On est averti par ce qui précède, que les trois dynasties, placées entre la XVIIIe et celle de Sésac, demanderont une attention particulière, car c’est là que commence l’opposition entre la Chronologie Égyptienne et la Chronologie Sacrée ; et c’est là par conséquent qu’il faut chercher le point où elles se séparent, découvrir la première cause de cette divergence, et en suivre les progrès jusqu’au point où elles se réuniront.

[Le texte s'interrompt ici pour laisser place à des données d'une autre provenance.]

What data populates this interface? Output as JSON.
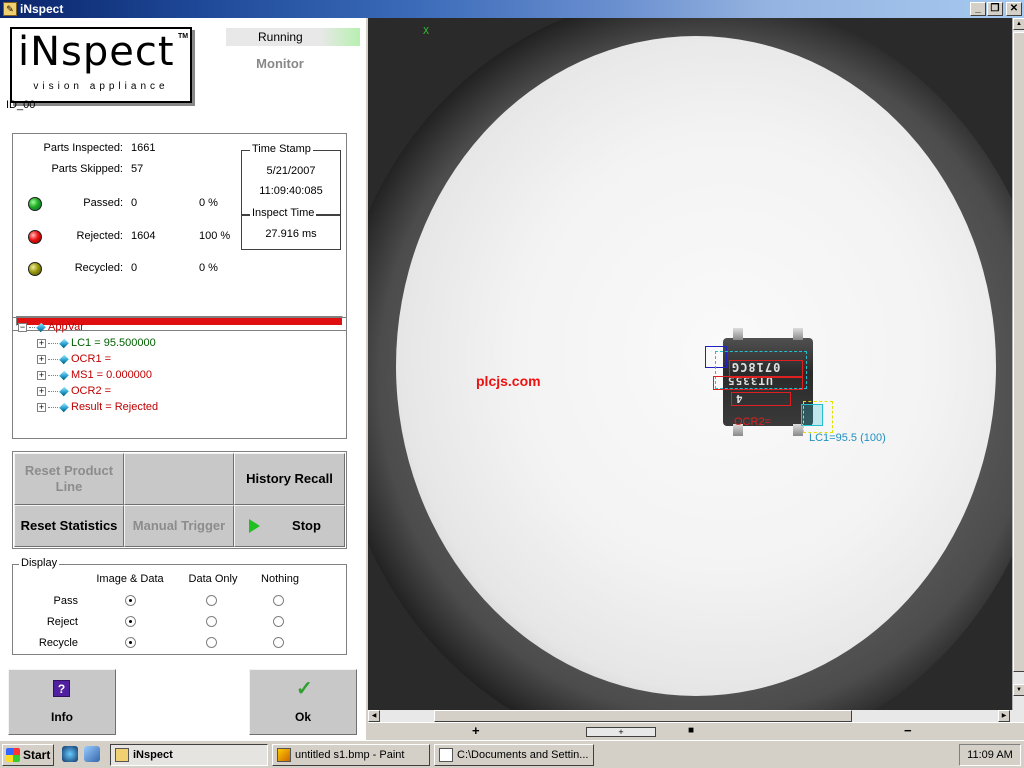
{
  "window": {
    "title": "iNspect",
    "controls": {
      "minimize": "_",
      "restore": "❐",
      "close": "✕"
    }
  },
  "logo": {
    "main": "iNspect",
    "trademark": "TM",
    "sub": "vision appliance"
  },
  "status": {
    "state": "Running",
    "mode": "Monitor"
  },
  "station_id": "ID_00",
  "stats": {
    "parts_inspected_label": "Parts Inspected:",
    "parts_inspected": "1661",
    "parts_skipped_label": "Parts Skipped:",
    "parts_skipped": "57",
    "passed_label": "Passed:",
    "passed_count": "0",
    "passed_pct": "0 %",
    "rejected_label": "Rejected:",
    "rejected_count": "1604",
    "rejected_pct": "100 %",
    "recycled_label": "Recycled:",
    "recycled_count": "0",
    "recycled_pct": "0 %",
    "colors": {
      "passed": "#22aa22",
      "rejected": "#ee1111",
      "recycled": "#999911"
    }
  },
  "timestamp": {
    "title": "Time Stamp",
    "date": "5/21/2007",
    "time": "11:09:40:085"
  },
  "inspect_time": {
    "title": "Inspect Time",
    "value": "27.916 ms"
  },
  "result_bar": {
    "fraction": 1.0,
    "color": "#e01010"
  },
  "tree": {
    "root": "AppVar",
    "root_toggle": "−",
    "items": [
      {
        "toggle": "+",
        "text": "LC1 = 95.500000",
        "color": "green"
      },
      {
        "toggle": "+",
        "text": "OCR1 =",
        "color": "red"
      },
      {
        "toggle": "+",
        "text": "MS1 = 0.000000",
        "color": "red"
      },
      {
        "toggle": "+",
        "text": "OCR2 =",
        "color": "red"
      },
      {
        "toggle": "+",
        "text": "Result = Rejected",
        "color": "red"
      }
    ]
  },
  "buttons": {
    "reset_product_line": "Reset Product Line",
    "blank": "",
    "history_recall": "History Recall",
    "reset_statistics": "Reset Statistics",
    "manual_trigger": "Manual Trigger",
    "stop": "Stop"
  },
  "display": {
    "title": "Display",
    "columns": [
      "Image & Data",
      "Data Only",
      "Nothing"
    ],
    "rows": [
      {
        "label": "Pass",
        "selected": 0
      },
      {
        "label": "Reject",
        "selected": 0
      },
      {
        "label": "Recycle",
        "selected": 0
      }
    ]
  },
  "footer": {
    "info": "Info",
    "info_icon": "?",
    "ok": "Ok",
    "ok_icon": "✓"
  },
  "viewer": {
    "x_marker": "X",
    "watermark": "plcjs.com",
    "chip_marking": "0718CG",
    "chip_marking_2": "UT3355",
    "chip_marking_3": "4",
    "ocr2_label": "OCR2=",
    "lc1_label": "LC1=95.5 (100)",
    "zoom": {
      "plus": "+",
      "slider": "+",
      "stop": "■",
      "minus": "−"
    }
  },
  "taskbar": {
    "start": "Start",
    "items": [
      {
        "label": "iNspect",
        "active": true
      },
      {
        "label": "untitled s1.bmp - Paint",
        "active": false
      },
      {
        "label": "C:\\Documents and Settin...",
        "active": false
      }
    ],
    "clock": "11:09 AM"
  }
}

On a trouvé quelques noms de rois appartenant à la XXIe dynastie. On aura de la peine à en trouver pour la XXe, composée de douze rois dont aucun n’est nommé, et l’on n’a pu encore former à son égard que des conjectures trop faibles. Quant à la XIXe, les monuments de Thèbes ont fourni une demi-douzaine de nouveaux Ramessès, qui la complètent et même l’augmentent. Nous n’avons point à discuter le mérite de ces découvertes et l’application qu’on en fait. Nous admettrons les trois dynasties, telles que Manéthon les présente ; et ne les considérant que sous le point de vue chronologique, nous chercherons seulement dans quel ordre elles doivent être placées, et si elles ont été nécessairement successives. En effet, l’état des choses est changé sous la XXIe dynastie ; ce ne sont plus ces rois Thébains de la XVIIe et de la XIXe, que l’on reconnaissait à leurs noms seuls, transmis de l’un à l’autre, et annonçant par leur retour fréquent la continuité des races qui les avaient adoptés. De nouvelles familles occupaient le trône ; et qu’elles fussent originaires de la Haute ou de la Basse-Égypte, elles n’appartenaient plus aux anciennes familles des Thoutmosis, des Aménophis, des Ramessès, éteintes ou déchues. On peut en dire autant de la XXe dynastie, sans être arrêté par la dénomination de Diospolitaine que Manéthon lui applique.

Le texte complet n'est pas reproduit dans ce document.